Capítulo Vinte e Um: O Elefante que Sabia Apagar Incêndios

Eu não sou um selvagem. Filho e Dois 3587 palavras 2026-01-29 18:41:44

Capítulo Vinte e Um: O Elefante Que Sabia Apagar Incêndios

O búfalo, de jeito nenhum, quis colocar as patas sobre o bambu escorregadio; incitado pelos gritos e chicotadas furiosas de Yun Chuan, ele simplesmente pulou direto na água. Vendo o animal nadar, Yun Chuan, segurando as rédeas, tremia de nervoso por todo o corpo.
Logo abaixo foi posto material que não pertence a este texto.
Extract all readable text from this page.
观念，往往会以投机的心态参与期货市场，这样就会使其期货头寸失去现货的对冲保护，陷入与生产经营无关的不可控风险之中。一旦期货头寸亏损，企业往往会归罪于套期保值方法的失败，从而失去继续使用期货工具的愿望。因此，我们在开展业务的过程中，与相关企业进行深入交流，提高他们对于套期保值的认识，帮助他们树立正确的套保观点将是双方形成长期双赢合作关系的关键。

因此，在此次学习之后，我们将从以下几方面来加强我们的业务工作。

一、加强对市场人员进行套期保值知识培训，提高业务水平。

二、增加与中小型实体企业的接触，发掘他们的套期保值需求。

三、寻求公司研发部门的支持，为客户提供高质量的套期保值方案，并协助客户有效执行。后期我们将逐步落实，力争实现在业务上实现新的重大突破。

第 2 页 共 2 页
Sempre acreditara que búfalos não sabiam nadar, mas agora, observando as quatro patas do animal se agitarem incessantemente na água cristalina, ficou atônito. Só recobrou o juízo quando as rédeas, arrastando a jangada, começaram a conduzi-la devagar para a ilha no meio do rio. Rapidamente amarrou as rédeas na barra transversal e, em seguida, pegou a vara de bambu para ajudar na travessia.
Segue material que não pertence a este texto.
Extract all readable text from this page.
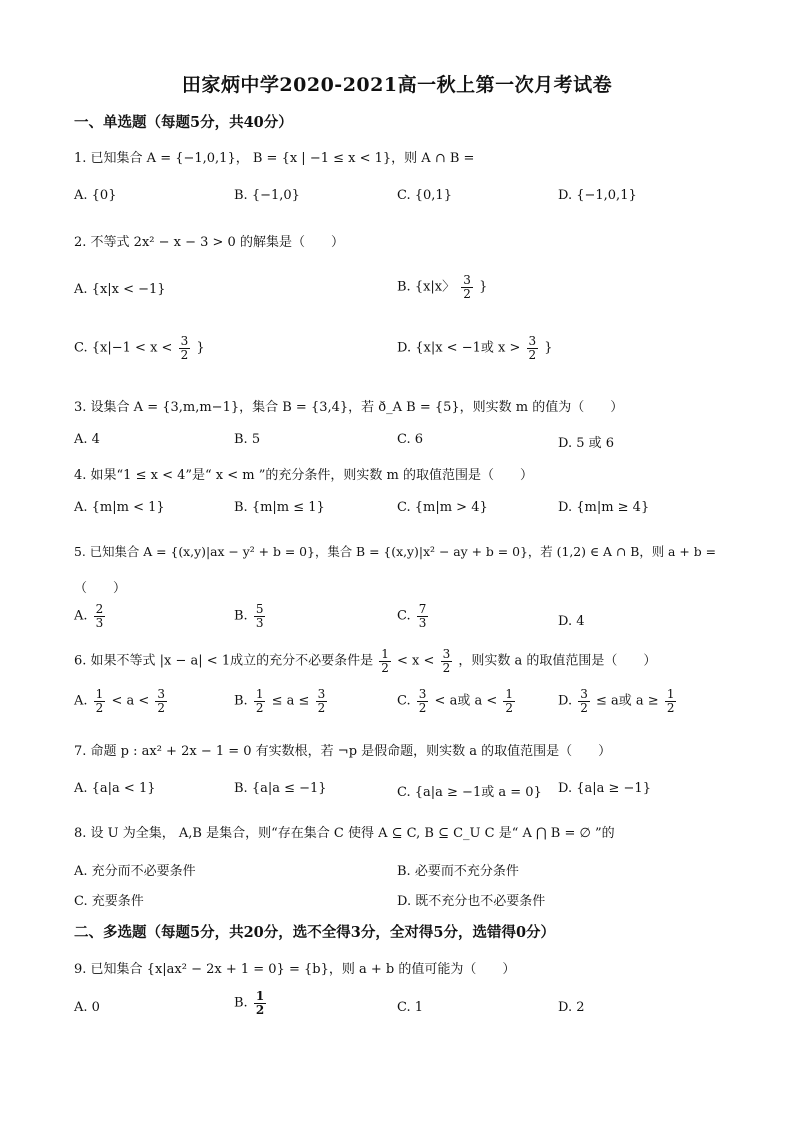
田家炳中学2020-2021高一秋上第一次月考试卷
一、单选题（每题5分，共40分）
1. 已知集合 A = {−1,0,1}， B = {x | −1 ≤ x < 1}，则 A ∩ B =
A. {0}	B. {−1,0}	C. {0,1}	D. {−1,0,1}
2. 不等式 2x² − x − 3 > 0 的解集是（　　）
A. {x|x < −1}	B. {x|x〉 $\frac{3}{2}$ }
C. {$x|-1 < x < \frac{3}{2}$ }	D. {x|x < −1或 $x > \frac{3}{2}$ }
3. 设集合 A = {3,m,m−1}，集合 B = {3,4}，若 ð_A B = {5}，则实数 m 的值为（　　）
A. 4	B. 5	C. 6	D. 5 或 6
4. 如果“1 ≤ x < 4”是“ x < m ”的充分条件，则实数 m 的取值范围是（　　）
A. {m|m < 1}	B. {m|m ≤ 1}	C. {m|m > 4}	D. {m|m ≥ 4}
5. 已知集合 A = {(x,y)|ax − y² + b = 0}，集合 B = {(x,y)|x² − ay + b = 0}，若 (1,2) ∈ A ∩ B，则 a + b =
（　　）
A. $\frac{2}{3}$	B. $\frac{5}{3}$	C. $\frac{7}{3}$	D. 4
6. 如果不等式 |x − a| < 1成立的充分不必要条件是 $\frac{1}{2} < x < \frac{3}{2}$ ，则实数 a 的取值范围是（　　）
A. $\frac{1}{2} < a < \frac{3}{2}$	B. $\frac{1}{2} \le a \le \frac{3}{2}$	C. $\frac{3}{2} < a$或 $a < \frac{1}{2}$	D. $\frac{3}{2} \le a$或 $a \ge \frac{1}{2}$
7. 命题 p : ax² + 2x − 1 = 0 有实数根，若 ¬p 是假命题，则实数 a 的取值范围是（　　）
A. {a|a < 1}	B. {a|a ≤ −1}	C. {a|a ≥ −1或 a = 0} D. {a|a ≥ −1}
8. 设 U 为全集， A,B 是集合，则“存在集合 C 使得 A ⊆ C, B ⊆ C_U C 是“ A ⋂ B = ∅ ”的
A. 充分而不必要条件	B. 必要而不充分条件
C. 充要条件	D. 既不充分也不必要条件
二、多选题（每题5分，共20分，选不全得3分，全对得5分，选错得0分）
9. 已知集合 {x|ax² − 2x + 1 = 0} = {b}，则 a + b 的值可能为（　　）
A. 0	B. $\frac{1}{2}$	C. 1	D. 2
O búfalo nadava de modo repugnante, soltando sucessivas bolhas que subiam à superfície e estouravam, lançando um fedor nauseante diretamente no rosto de Yun Chuan, que quase vomitou de nojo.
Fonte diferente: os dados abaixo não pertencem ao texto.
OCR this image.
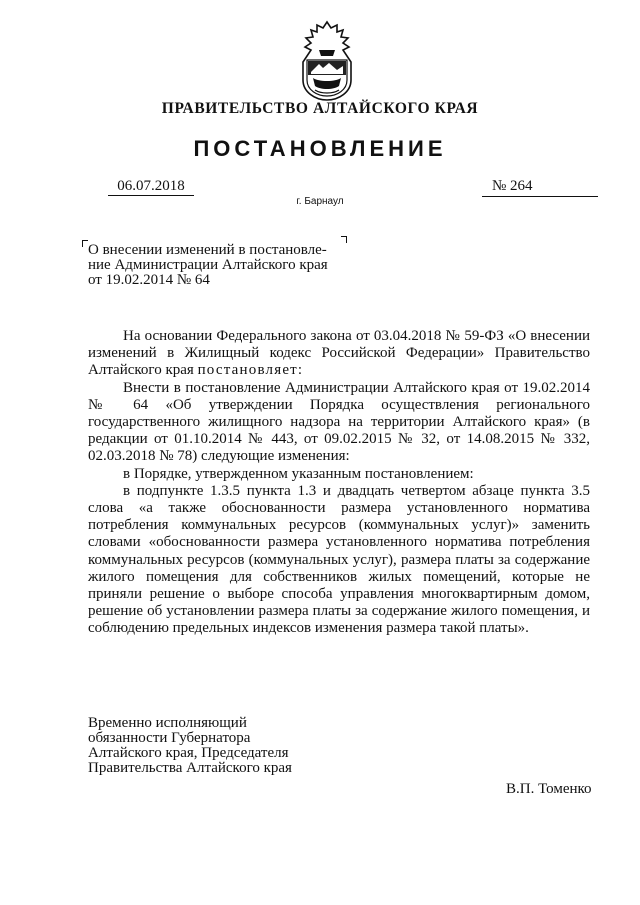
ПРАВИТЕЛЬСТВО АЛТАЙСКОГО КРАЯ
ПОСТАНОВЛЕНИЕ
06.07.2018	№ 264
г. Барнаул
О внесении изменений в постановле-
ние Администрации Алтайского края
от 19.02.2014 № 64

На основании Федерального закона от 03.04.2018 № 59-ФЗ «О внесении изменений в Жилищный кодекс Российской Федерации» Правительство Алтайского края постановляет:

Внести в постановление Администрации Алтайского края от 19.02.2014 № 64 «Об утверждении Порядка осуществления регионального государственного жилищного надзора на территории Алтайского края» (в редакции от 01.10.2014 № 443, от 09.02.2015 № 32, от 14.08.2015 № 332, 02.03.2018 № 78) следующие изменения:

в Порядке, утвержденном указанным постановлением:

в подпункте 1.3.5 пункта 1.3 и двадцать четвертом абзаце пункта 3.5 слова «а также обоснованности размера установленного норматива потребления коммунальных ресурсов (коммунальных услуг)» заменить словами «обоснованности размера установленного норматива потребления коммунальных ресурсов (коммунальных услуг), размера платы за содержание жилого помещения для собственников жилых помещений, которые не приняли решение о выборе способа управления многоквартирным домом, решение об установлении размера платы за содержание жилого помещения, и соблюдению предельных индексов изменения размера такой платы».

Временно исполняющий
обязанности Губернатора
Алтайского края, Председателя
Правительства Алтайского края
В.П. Томенко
Sem tempo para se preocupar com isso, Yun Chuan precisava manter a vara afiada erguida para vigiar qualquer movimento na água, especialmente quando o fundo estava fundo demais para apoiar a vara.

A água era tão límpida que era possível ver os peixes nadando, sobretudo enormes carpas amarelas do Rio Amarelo passando em cardumes pela jangada, fazendo Yun Chuan por um momento imaginar que realmente pudesse haver um dragão dourado naquele rio.

O búfalo até tentou perseguir o grupo de carpas que nadava contra a corrente, mas acabou sendo arrastado pela jangada, seguindo o fluxo do rio. Depois de algumas tentativas frustradas, desistiu e, sentindo frio, só queria subir logo à terra firme.

Assim que as patas do animal tocaram a areia, Yun Chuan largou as rédeas, pegou sua mochila de casco de tartaruga e saltou para a ilha.

A jangada foi puxada por Abú e os outros para a margem arenosa. Yun Chuan observou os ursos-panda, que continuavam comendo bambu e assistindo à cena, e achou mais prudente manter distância deles.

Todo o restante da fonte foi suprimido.